Axelrod went on to say that Clinton appears to be someone who would rather be in a room with a bunch of policy experts trying to solve problems than out talking to voters. Campaigning "doesn’t seem like her first passion," he concluded.

"I think to some extent it's true," Benenson conceded. "It may not be her first passion, but she understands that we need politics."

(Side note: This sounds A LOT like critiques of Jeb Bush, who is in considerably worse position than Clinton right now in the GOP primary.)

Bingo. Clinton is a good-but-not-great candidate because she doesn't love being a candidate. She loves being in office. Campaigning is just something she has to do to get there.

It seems it's always been this way. There was a terrific passage Monday in the New York Times' equally terrific retrospective on Bill Clinton's "Comeback Kid" performance in the 1992 New Hampshire primary. Several former aides recounted the intense media scrutiny of Bill Clinton's relationship with Gennifer Flowers and his reluctance to join the war in Vietnam. David Matthews, a friend from Arkansas who joined the Clintons on the campaign trail in New Hampshire, recalled one particularly candid moment at a hotel.

"Bill leaves to give another speech, and Hillary has got her shoes off and her feet up, just kind of resting," Matthews said. "And she looked at me and said, 'You know, David, if I didn't really believe we could change the world, it would not be worth this.' "
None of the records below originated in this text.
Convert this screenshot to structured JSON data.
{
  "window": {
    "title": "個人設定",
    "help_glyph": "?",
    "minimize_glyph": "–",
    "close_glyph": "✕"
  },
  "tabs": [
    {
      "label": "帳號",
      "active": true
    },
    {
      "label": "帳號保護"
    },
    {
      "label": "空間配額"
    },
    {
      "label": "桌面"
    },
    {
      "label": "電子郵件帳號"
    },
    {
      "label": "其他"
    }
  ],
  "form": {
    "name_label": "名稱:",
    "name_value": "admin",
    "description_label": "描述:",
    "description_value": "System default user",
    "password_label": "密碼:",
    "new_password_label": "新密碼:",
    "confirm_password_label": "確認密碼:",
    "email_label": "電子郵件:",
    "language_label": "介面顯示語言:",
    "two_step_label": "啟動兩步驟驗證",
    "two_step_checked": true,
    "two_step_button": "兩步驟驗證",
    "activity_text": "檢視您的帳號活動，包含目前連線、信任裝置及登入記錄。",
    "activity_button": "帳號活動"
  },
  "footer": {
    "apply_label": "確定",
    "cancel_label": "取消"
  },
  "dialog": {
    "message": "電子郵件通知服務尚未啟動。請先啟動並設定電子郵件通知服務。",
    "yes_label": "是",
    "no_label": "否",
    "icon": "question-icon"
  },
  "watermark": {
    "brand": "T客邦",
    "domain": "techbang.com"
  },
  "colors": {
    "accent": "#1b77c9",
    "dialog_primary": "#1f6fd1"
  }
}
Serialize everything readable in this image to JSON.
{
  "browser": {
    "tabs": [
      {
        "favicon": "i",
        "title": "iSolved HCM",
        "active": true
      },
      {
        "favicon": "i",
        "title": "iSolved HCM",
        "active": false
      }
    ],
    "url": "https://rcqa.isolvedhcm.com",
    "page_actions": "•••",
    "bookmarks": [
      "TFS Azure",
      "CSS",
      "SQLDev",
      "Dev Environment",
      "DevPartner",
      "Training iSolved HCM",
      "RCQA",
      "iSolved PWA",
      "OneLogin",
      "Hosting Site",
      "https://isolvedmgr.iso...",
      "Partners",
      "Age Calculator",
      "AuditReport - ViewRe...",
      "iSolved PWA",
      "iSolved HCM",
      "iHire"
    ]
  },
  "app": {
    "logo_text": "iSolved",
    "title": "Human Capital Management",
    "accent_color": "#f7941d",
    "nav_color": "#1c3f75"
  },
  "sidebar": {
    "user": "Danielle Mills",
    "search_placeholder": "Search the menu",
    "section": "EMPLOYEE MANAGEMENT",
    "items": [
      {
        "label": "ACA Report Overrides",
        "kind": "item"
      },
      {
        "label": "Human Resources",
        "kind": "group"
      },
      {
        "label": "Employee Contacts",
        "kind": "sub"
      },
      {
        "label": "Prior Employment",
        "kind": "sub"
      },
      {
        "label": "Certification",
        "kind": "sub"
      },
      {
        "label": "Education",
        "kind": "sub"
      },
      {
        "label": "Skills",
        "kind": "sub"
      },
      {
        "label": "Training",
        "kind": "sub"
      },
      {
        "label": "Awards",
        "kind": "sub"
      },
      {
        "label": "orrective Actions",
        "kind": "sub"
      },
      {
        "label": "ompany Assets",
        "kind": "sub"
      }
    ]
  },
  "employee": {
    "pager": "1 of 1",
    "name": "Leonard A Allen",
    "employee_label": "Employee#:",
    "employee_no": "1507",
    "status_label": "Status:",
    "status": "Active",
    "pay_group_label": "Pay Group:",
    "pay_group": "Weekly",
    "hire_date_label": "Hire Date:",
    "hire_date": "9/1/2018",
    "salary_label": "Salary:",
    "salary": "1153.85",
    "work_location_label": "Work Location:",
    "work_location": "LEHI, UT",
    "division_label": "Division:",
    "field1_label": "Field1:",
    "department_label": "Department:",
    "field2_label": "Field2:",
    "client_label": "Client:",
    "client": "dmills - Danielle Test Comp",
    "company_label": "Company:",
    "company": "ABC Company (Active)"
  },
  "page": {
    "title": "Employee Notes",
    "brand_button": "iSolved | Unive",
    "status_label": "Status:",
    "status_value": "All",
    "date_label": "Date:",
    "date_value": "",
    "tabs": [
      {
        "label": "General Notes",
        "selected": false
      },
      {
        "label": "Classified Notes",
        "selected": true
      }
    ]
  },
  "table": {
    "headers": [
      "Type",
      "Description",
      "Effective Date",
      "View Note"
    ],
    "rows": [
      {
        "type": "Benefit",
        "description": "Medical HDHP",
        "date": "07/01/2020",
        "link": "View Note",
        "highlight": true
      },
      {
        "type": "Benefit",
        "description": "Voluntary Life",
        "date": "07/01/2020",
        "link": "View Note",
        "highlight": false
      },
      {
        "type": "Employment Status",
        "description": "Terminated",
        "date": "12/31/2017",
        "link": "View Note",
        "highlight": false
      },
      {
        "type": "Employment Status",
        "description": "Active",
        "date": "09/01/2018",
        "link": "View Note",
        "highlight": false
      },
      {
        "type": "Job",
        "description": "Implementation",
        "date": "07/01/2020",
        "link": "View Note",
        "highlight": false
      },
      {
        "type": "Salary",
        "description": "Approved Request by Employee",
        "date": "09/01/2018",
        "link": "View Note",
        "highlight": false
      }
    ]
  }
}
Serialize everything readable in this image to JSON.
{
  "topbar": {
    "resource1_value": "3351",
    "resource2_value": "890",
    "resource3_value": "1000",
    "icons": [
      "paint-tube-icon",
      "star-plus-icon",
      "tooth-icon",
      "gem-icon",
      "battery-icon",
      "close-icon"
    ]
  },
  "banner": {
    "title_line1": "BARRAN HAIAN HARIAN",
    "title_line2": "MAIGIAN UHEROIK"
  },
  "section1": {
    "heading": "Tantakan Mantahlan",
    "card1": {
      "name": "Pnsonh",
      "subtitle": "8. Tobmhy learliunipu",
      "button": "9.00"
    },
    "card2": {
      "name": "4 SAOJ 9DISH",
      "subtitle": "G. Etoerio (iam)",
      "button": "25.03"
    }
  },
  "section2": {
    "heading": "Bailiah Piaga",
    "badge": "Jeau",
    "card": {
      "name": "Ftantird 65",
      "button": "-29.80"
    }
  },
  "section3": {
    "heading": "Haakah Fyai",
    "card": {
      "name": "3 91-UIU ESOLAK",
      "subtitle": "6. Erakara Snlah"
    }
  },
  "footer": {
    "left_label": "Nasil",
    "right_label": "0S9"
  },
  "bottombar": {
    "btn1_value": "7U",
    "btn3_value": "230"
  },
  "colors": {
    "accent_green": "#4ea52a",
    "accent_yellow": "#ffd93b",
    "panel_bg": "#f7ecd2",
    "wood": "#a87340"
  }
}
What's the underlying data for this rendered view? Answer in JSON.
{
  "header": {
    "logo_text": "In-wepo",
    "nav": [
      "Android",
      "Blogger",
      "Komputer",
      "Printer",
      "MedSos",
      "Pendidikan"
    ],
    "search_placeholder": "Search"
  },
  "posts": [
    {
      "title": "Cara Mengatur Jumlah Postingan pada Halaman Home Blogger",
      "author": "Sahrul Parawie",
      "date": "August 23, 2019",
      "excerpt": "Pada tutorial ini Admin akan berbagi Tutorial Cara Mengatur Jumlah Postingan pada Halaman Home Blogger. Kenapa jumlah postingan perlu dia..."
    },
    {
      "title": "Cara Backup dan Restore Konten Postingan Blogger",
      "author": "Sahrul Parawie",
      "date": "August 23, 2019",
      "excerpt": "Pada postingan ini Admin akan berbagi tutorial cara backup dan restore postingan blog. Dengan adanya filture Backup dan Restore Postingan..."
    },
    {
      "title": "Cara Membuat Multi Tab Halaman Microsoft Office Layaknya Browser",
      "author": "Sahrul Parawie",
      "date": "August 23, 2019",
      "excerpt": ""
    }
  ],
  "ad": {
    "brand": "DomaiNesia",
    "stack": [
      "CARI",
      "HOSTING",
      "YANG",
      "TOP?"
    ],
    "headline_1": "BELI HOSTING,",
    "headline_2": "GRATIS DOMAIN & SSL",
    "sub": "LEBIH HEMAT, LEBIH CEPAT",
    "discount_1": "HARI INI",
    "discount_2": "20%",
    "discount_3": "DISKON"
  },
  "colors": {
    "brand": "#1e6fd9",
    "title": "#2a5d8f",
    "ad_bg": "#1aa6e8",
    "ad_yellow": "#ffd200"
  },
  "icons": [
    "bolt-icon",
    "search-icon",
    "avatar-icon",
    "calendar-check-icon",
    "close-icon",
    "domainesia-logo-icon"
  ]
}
Plenty of politicians probably feel that way; it's perfectly understandable.

But it's also noticeable (or, at least, it can be) to voters who want to feel like candidates love spending time with them. And it sure doesn't help Hillary Clinton's cause to have the Times or David Axelrod call attention to her dim view of campaigning at a time when her opponent is a populist who seems to love nothing more than to work one of his humongous crowds.